— Dites-moi, lui demanda-t-il, — comment avez-vous pu deviner à l’avance ce que je dirais de votre intelligence et charger Agafia d’une réponse _ad hoc ? _
— Parce que je vous considère, moi aussi, comme un homme intelligent, fit en riant Lipoutine, — je pouvais par conséquent prévoir votre réponse.

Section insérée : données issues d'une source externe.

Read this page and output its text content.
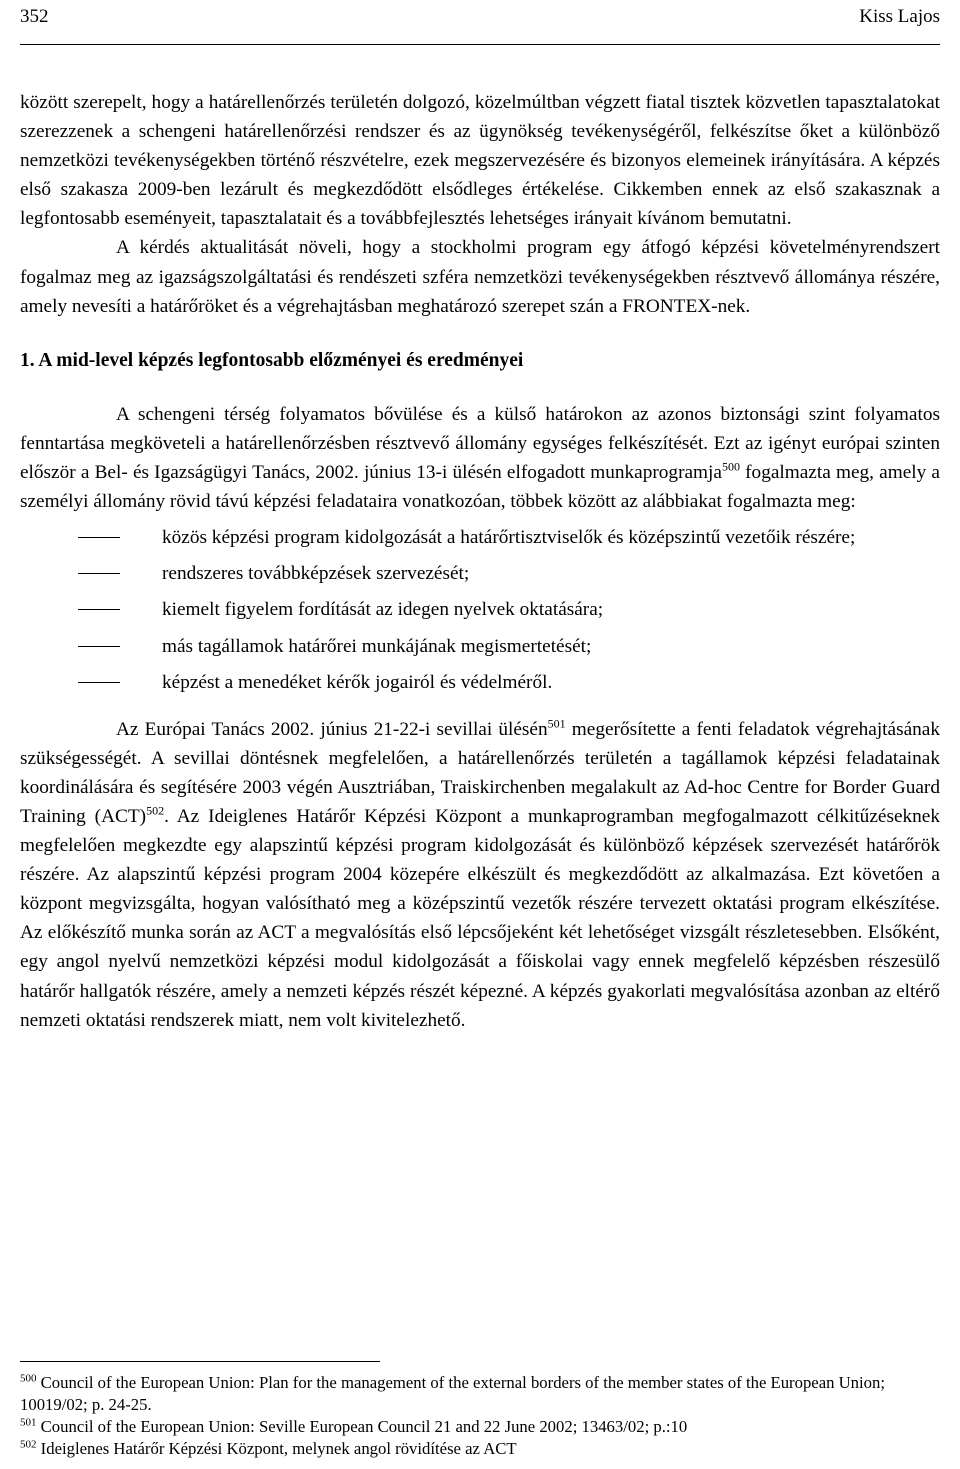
352	Kiss Lajos

között szerepelt, hogy a határellenőrzés területén dolgozó, közelmúltban végzett fiatal tisztek közvetlen tapasztalatokat szerezzenek a schengeni határellenőrzési rendszer és az ügynökség tevékenységéről, felkészítse őket a különböző nemzetközi tevékenységekben történő részvételre, ezek megszervezésére és bizonyos elemeinek irányítására. A képzés első szakasza 2009-ben lezárult és megkezdődött elsődleges értékelése. Cikkemben ennek az első szakasznak a legfontosabb eseményeit, tapasztalatait és a továbbfejlesztés lehetséges irányait kívánom bemutatni.

A kérdés aktualitását növeli, hogy a stockholmi program egy átfogó képzési követelményrendszert fogalmaz meg az igazságszolgáltatási és rendészeti szféra nemzetközi tevékenységekben résztvevő állománya részére, amely nevesíti a határőröket és a végrehajtásban meghatározó szerepet szán a FRONTEX-nek.

1. A mid-level képzés legfontosabb előzményei és eredményei

A schengeni térség folyamatos bővülése és a külső határokon az azonos biztonsági szint folyamatos fenntartása megköveteli a határellenőrzésben résztvevő állomány egységes felkészítését. Ezt az igényt európai szinten először a Bel- és Igazságügyi Tanács, 2002. június 13-i ülésén elfogadott munkaprogramja$^{500}$ fogalmazta meg, amely a személyi állomány rövid távú képzési feladataira vonatkozóan, többek között az alábbiakat fogalmazta meg:

közös képzési program kidolgozását a határőrtisztviselők és középszintű vezetőik részére;
rendszeres továbbképzések szervezését;
kiemelt figyelem fordítását az idegen nyelvek oktatására;
más tagállamok határőrei munkájának megismertetését;
képzést a menedéket kérők jogairól és védelméről.

Az Európai Tanács 2002. június 21-22-i sevillai ülésén$^{501}$ megerősítette a fenti feladatok végrehajtásának szükségességét. A sevillai döntésnek megfelelően, a határellenőrzés területén a tagállamok képzési feladatainak koordinálására és segítésére 2003 végén Ausztriában, Traiskirchenben megalakult az Ad-hoc Centre for Border Guard Training (ACT)$^{502}$. Az Ideiglenes Határőr Képzési Központ a munkaprogramban megfogalmazott célkitűzéseknek megfelelően megkezdte egy alapszintű képzési program kidolgozását és különböző képzések szervezését határőrök részére. Az alapszintű képzési program 2004 közepére elkészült és megkezdődött az alkalmazása. Ezt követően a központ megvizsgálta, hogyan valósítható meg a középszintű vezetők részére tervezett oktatási program elkészítése. Az előkészítő munka során az ACT a megvalósítás első lépcsőjeként két lehetőséget vizsgált részletesebben. Elsőként, egy angol nyelvű nemzetközi képzési modul kidolgozását a főiskolai vagy ennek megfelelő képzésben részesülő határőr hallgatók részére, amely a nemzeti képzés részét képezné. A képzés gyakorlati megvalósítása azonban az eltérő nemzeti oktatási rendszerek miatt, nem volt kivitelezhető.

$^{500}$ Council of the European Union: Plan for the management of the external borders of the member states of the European Union; 10019/02; p. 24-25.

$^{501}$ Council of the European Union: Seville European Council 21 and 22 June 2002; 13463/02; p.:10

$^{502}$ Ideiglenes Határőr Képzési Központ, melynek angol rövidítése az ACT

— La coïncidence n’en est pas moins remarquable. Mais pourtant permettez : ainsi vous me considériez comme un homme intelligent, et non comme un fou, quand vous avez envoyé Agafia ?
— Comme un homme très intelligent et très sensé ; seulement, j’ai fait semblant de croire que vous n’aviez pas votre bon sens… Vous-même alors vous avez immédiatement pénétré ma pensée et vous m’avez fait remettre par Agafia une patente d’homme d’esprit.
— Eh bien, ici vous vous trompez un peu ; le fait est que… je ne me portais pas bien… balbutia Nicolas Vsévolodovitch en fronçant le sourcil, — bah ! s’écria-t-il, pouvez-vous croire en réalité que, possédant toute ma raison, je sois capable de me jeter sur les gens ? Mais pourquoi donc ferais-je cela ?
Lipoutine ne sut que répondre, mais sa physionomie répondit pour lui. Nicolas pâlit légèrement, du moins l’employé crut le voir pâlir.
— En tout cas, vous avez une tournure d’esprit fort amusante, poursuivit le jeune homme, — mais, quant à la visite d’Agafia, je comprends, naturellement, que c’était un affront que vous me faisiez.
— Aurait-il fallu vous appeler sur le terrain ?
— Hum ! j’ai entendu dire que vous n’êtes pas partisan du duel…
— C’est une traduction du français ! répliqua Lipoutine avec moue désagréable.
— Vous tenez pour la nationalité ?
L’expression de la mauvaise humeur s’accentua sur le visage de Lipoutine.